Deux grandes paix européennes marquent la fin de cette ère de  conflits (1648, 1659) à l’issue de laquelle s’est construite l’Europe  moderne. Toutes ces guerres ont fondamentalement remis en cause le  rêve de concorde des humanistes, tout en les contraignant à approfondir  leur réflexion sur l’homme, comme l’illustre la pensée inquiète d’un  Montaigne. Ce champ de bataille fut aussi celui des écrits et des  imprimés conditionnés à de nouveaux usages.

Axe 3 : Etats et sociétés européennes

De nouvelles pratiques de gouvernement et de nouvelles formes de  légitimation de l’autorité ont émergé dans ce contexte troublé. L’État  moderne reposait sur l’armée permanente et, sa compagne, la fiscalité,  mais aussi sur la construction d’une administration de plus en plus  structurée et sur l’acceptation des prélèvements et de la domination par

une « société politique » (Jean-Philippe Genêt) en train de se constituer  comme un acteur important de la vie des nations.

Les cours devinrent des lieux d’exaltation de l’autorité et les  cérémonies se multiplièrent pour donner à voir la puissance du Prince. La Renaissance fut le temps par excellence de la représentation. Ce fut  aussi un moment exceptionnel d’apparition sur la scène publique de  personnages féminins, tant aux Pays-Bas (gouvernantes), qu’en France  et en Espagne (régentes) ou en Angleterre et en Ecosse (reines).

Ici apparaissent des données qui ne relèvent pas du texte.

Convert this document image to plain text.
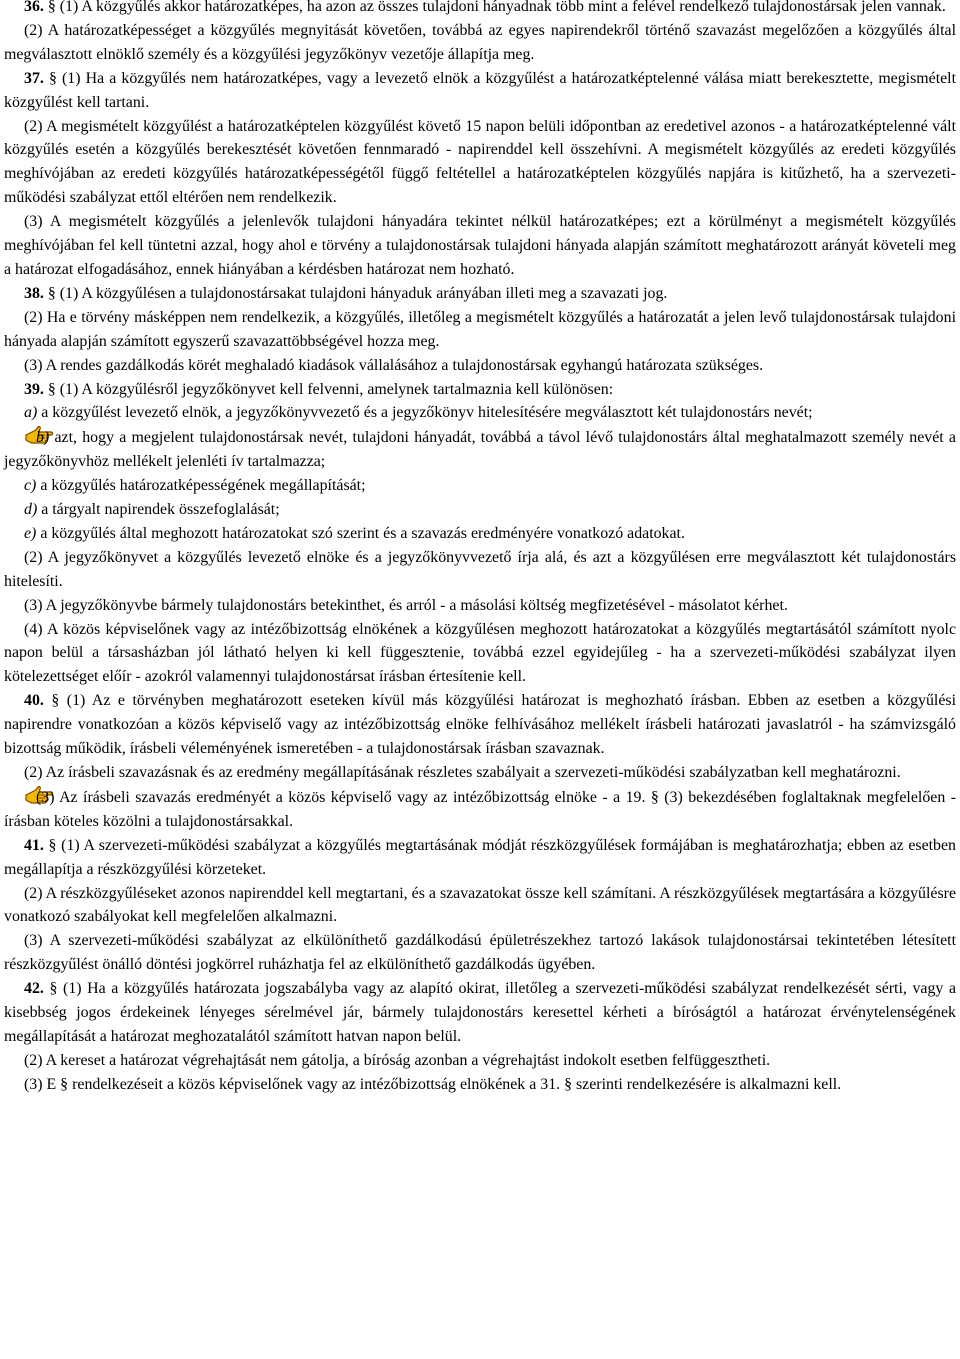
36. § (1) A közgyűlés akkor határozatképes, ha azon az összes tulajdoni hányadnak több mint a felével rendelkező tulajdonostársak jelen vannak.

(2) A határozatképességet a közgyűlés megnyitását követően, továbbá az egyes napirendekről történő szavazást megelőzően a közgyűlés által megválasztott elnöklő személy és a közgyűlési jegyzőkönyv vezetője állapítja meg.

37. § (1) Ha a közgyűlés nem határozatképes, vagy a levezető elnök a közgyűlést a határozatképtelenné válása miatt berekesztette, megismételt közgyűlést kell tartani.

(2) A megismételt közgyűlést a határozatképtelen közgyűlést követő 15 napon belüli időpontban az eredetivel azonos - a határozatképtelenné vált közgyűlés esetén a közgyűlés berekesztését követően fennmaradó - napirenddel kell összehívni. A megismételt közgyűlés az eredeti közgyűlés meghívójában az eredeti közgyűlés határozatképességétől függő feltétellel a határozatképtelen közgyűlés napjára is kitűzhető, ha a szervezeti-működési szabályzat ettől eltérően nem rendelkezik.

(3) A megismételt közgyűlés a jelenlevők tulajdoni hányadára tekintet nélkül határozatképes; ezt a körülményt a megismételt közgyűlés meghívójában fel kell tüntetni azzal, hogy ahol e törvény a tulajdonostársak tulajdoni hányada alapján számított meghatározott arányát követeli meg a határozat elfogadásához, ennek hiányában a kérdésben határozat nem hozható.

38. § (1) A közgyűlésen a tulajdonostársakat tulajdoni hányaduk arányában illeti meg a szavazati jog.

(2) Ha e törvény másképpen nem rendelkezik, a közgyűlés, illetőleg a megismételt közgyűlés a határozatát a jelen levő tulajdonostársak tulajdoni hányada alapján számított egyszerű szavazattöbbségével hozza meg.

(3) A rendes gazdálkodás körét meghaladó kiadások vállalásához a tulajdonostársak egyhangú határozata szükséges.

39. § (1) A közgyűlésről jegyzőkönyvet kell felvenni, amelynek tartalmaznia kell különösen:

a) a közgyűlést levezető elnök, a jegyzőkönyvvezető és a jegyzőkönyv hitelesítésére megválasztott két tulajdonostárs nevét;

b) azt, hogy a megjelent tulajdonostársak nevét, tulajdoni hányadát, továbbá a távol lévő tulajdonostárs által meghatalmazott személy nevét a jegyzőkönyvhöz mellékelt jelenléti ív tartalmazza;

c) a közgyűlés határozatképességének megállapítását;

d) a tárgyalt napirendek összefoglalását;

e) a közgyűlés által meghozott határozatokat szó szerint és a szavazás eredményére vonatkozó adatokat.

(2) A jegyzőkönyvet a közgyűlés levezető elnöke és a jegyzőkönyvvezető írja alá, és azt a közgyűlésen erre megválasztott két tulajdonostárs hitelesíti.

(3) A jegyzőkönyvbe bármely tulajdonostárs betekinthet, és arról - a másolási költség megfizetésével - másolatot kérhet.

(4) A közös képviselőnek vagy az intézőbizottság elnökének a közgyűlésen meghozott határozatokat a közgyűlés megtartásától számított nyolc napon belül a társasházban jól látható helyen ki kell függesztenie, továbbá ezzel egyidejűleg - ha a szervezeti-működési szabályzat ilyen kötelezettséget előír - azokról valamennyi tulajdonostársat írásban értesítenie kell.

40. § (1) Az e törvényben meghatározott eseteken kívül más közgyűlési határozat is meghozható írásban. Ebben az esetben a közgyűlési napirendre vonatkozóan a közös képviselő vagy az intézőbizottság elnöke felhívásához mellékelt írásbeli határozati javaslatról - ha számvizsgáló bizottság működik, írásbeli véleményének ismeretében - a tulajdonostársak írásban szavaznak.

(2) Az írásbeli szavazásnak és az eredmény megállapításának részletes szabályait a szervezeti-működési szabályzatban kell meghatározni.

(3) Az írásbeli szavazás eredményét a közös képviselő vagy az intézőbizottság elnöke - a 19. § (3) bekezdésében foglaltaknak megfelelően - írásban köteles közölni a tulajdonostársakkal.

41. § (1) A szervezeti-működési szabályzat a közgyűlés megtartásának módját részközgyűlések formájában is meghatározhatja; ebben az esetben megállapítja a részközgyűlési körzeteket.

(2) A részközgyűléseket azonos napirenddel kell megtartani, és a szavazatokat össze kell számítani. A részközgyűlések megtartására a közgyűlésre vonatkozó szabályokat kell megfelelően alkalmazni.

(3) A szervezeti-működési szabályzat az elkülöníthető gazdálkodású épületrészekhez tartozó lakások tulajdonostársai tekintetében létesített részközgyűlést önálló döntési jogkörrel ruházhatja fel az elkülöníthető gazdálkodás ügyében.

42. § (1) Ha a közgyűlés határozata jogszabályba vagy az alapító okirat, illetőleg a szervezeti-működési szabályzat rendelkezését sérti, vagy a kisebbség jogos érdekeinek lényeges sérelmével jár, bármely tulajdonostárs keresettel kérheti a bíróságtól a határozat érvénytelenségének megállapítását a határozat meghozatalától számított hatvan napon belül.

(2) A kereset a határozat végrehajtását nem gátolja, a bíróság azonban a végrehajtást indokolt esetben felfüggesztheti.

(3) E § rendelkezéseit a közös képviselőnek vagy az intézőbizottság elnökének a 31. § szerinti rendelkezésére is alkalmazni kell.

Parallèlement, une grammaire de dénonciation de la tyrannie se  construisit, qui plongeait ses racines dans l’histoire et la philosophie  antiques. Aux Pays-Bas, l’affirmation religieuse se joignait à la  dénonciation d’un prince jugé à la fois sanguinaire et étranger. Chose  peu courante, un nouvel État naquit à cette époque, les Provinces-Unies,  qui connurent un âge d’or dans la première moitié du XVIIe siècle.